讀書百遍、意自ら見る

◆こないだ某所にて100円で拾った、安岡章太郎編『現代作家と文章』(三省堂新書,1969)をパラパラとやっていて、気になったのが、「読書百遍、意自ら通ず」という表現(p.144)である。これは、谷崎潤一郎の『文章読本』における表現を承けてのものなのだが(中公文庫改版でいうと、p.45に見える。ちなみに谷崎は、「読書百遍、意自ら通ず」を「古の諺」と表現している)、日本において、「其義自見」が「其意自見」という表現(ないしは近似の表現)に変わった(というか、そうとも言われるようになった)のは、一体いつ頃のことなのだろうか。
語義説明の常套句「――の意」も、本来は(つまり「字義」――これは決して「字意」とはいわない――を重視するならば)、「――の義」とせねばならないような気がするのだが*1
話はかわるが、この『現代作家と文章』には、重大な誤植がある。123頁に、「杉浦民平『文章を書く苦痛について』」、とあるのだ。正しくは、「杉浦明平」(音に引かれた誤植である)。それを「重大な誤植」と言っておいたのは、これが人名の誤植であるということにくわえて、当該箇所に引用された杉浦氏の「文章を書く苦痛について」という文章が、この本に収められているからである。
この本にはほかに、中野重治「私の書き方」、椎名麟三「矛盾を生き得る文章」、富士正晴「行たとこばったり」、吉行淳之介「乾いた、透明な文章を」、野坂昭如「なじかは知らねど、長々し」、島尾敏雄「削ることが文章をつくる」、小島信夫「一つのセンテンスと次のセンテンス」、長谷川四郎「“物”を書くこと」、木下順二「志賀的文体と芥川的文体」、小野十三郎「詩の文体」などが収められてあり、たいへん豪華な執筆陣となっている。
◆小池和夫『異体字の世界―旧字・俗字・略字の漢字百科』(河出文庫)は、河出文庫らしからぬ本。カバーデザインが府川充男氏によるものであることを、見逃してはならないだろう。
陸軍幼年学校の『用字便覧』(p.58〜)はこのほど「近デジ」で読めるようになった、と某所に書いてあった。『当用漢字表』(p.46〜)『漢字整理案』(p.56〜)『標準漢字表』(p.70〜)なども、「国施情」でみられる。

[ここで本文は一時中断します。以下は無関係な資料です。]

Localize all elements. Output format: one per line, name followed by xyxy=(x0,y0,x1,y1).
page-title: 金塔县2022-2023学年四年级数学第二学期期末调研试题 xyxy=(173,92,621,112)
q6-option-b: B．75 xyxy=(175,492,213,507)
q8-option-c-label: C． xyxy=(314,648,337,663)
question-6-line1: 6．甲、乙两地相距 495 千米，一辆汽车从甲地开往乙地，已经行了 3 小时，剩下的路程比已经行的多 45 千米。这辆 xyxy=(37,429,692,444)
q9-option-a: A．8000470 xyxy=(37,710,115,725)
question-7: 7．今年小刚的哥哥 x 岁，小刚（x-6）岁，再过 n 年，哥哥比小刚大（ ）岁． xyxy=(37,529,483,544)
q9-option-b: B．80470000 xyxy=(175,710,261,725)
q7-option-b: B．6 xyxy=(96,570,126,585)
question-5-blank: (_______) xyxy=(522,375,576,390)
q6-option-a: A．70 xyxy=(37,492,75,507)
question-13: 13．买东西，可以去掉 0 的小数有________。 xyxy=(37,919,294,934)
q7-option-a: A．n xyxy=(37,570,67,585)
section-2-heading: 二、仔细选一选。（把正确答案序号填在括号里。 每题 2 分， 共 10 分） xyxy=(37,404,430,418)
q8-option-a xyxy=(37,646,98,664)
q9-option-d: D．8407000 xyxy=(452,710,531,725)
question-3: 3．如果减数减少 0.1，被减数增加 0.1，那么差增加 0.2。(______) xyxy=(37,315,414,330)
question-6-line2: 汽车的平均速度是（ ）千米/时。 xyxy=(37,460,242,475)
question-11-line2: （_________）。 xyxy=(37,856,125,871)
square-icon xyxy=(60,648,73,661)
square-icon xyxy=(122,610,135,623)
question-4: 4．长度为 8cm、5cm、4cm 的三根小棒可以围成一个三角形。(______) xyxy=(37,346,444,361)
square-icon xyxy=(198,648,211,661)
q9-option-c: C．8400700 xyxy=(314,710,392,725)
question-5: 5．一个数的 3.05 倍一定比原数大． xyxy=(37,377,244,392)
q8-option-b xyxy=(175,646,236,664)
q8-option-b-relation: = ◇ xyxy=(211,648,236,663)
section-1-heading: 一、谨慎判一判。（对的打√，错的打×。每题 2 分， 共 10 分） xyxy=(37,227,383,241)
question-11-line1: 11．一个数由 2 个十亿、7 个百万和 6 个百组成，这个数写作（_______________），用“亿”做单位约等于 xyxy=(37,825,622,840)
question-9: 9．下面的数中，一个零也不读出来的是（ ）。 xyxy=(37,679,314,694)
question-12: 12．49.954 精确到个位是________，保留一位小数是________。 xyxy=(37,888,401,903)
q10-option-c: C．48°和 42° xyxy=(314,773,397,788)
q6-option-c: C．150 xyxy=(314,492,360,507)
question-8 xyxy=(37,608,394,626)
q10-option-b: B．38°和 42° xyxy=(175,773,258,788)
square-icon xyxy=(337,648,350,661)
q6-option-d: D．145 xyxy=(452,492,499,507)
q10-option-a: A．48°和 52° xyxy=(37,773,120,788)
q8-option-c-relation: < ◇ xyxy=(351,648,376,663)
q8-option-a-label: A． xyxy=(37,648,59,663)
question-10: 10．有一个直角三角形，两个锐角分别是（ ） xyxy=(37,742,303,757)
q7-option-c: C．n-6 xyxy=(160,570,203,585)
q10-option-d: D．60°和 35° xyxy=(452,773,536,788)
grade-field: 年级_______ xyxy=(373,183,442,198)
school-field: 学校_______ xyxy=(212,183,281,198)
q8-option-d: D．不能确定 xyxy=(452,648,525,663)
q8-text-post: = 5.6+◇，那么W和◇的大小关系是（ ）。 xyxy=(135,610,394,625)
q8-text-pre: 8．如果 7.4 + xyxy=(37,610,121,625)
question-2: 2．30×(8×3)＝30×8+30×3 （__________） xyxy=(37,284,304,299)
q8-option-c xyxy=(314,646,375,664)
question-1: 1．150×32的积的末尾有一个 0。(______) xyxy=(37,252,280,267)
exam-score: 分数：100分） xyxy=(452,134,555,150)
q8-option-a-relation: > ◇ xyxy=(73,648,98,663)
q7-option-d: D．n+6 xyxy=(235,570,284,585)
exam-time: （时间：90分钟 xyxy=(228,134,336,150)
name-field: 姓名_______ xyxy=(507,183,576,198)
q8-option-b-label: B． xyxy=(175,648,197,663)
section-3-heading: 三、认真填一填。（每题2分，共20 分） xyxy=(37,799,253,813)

天台宗」の「台」は、「灯台」の「台」とは違って、昔からこれです。(p.134)

というのでおもい出したが、小池氏は、「井上ひさし『東京セブンローズ』の文字について」(『漢字問題と文字コード太田出版所収,1999)で、『東京セブンローズ』に「天臺宗」という漢字の誤りがあることを指摘していた(pp.332-33)。文庫版(二分冊となったが)で当該箇所を確認してみたが、やはり、「…天臺宗ではクヮショー、…」(『東京セブンローズ(下)』文春文庫,p.371)と、その儘であった。

*1:広辞苑』にみられる「〜の一」等のような「一」は読み方がわからぬ、といくぶん皮肉めいた調子で書いていたのは、柳瀬尚紀氏だったか。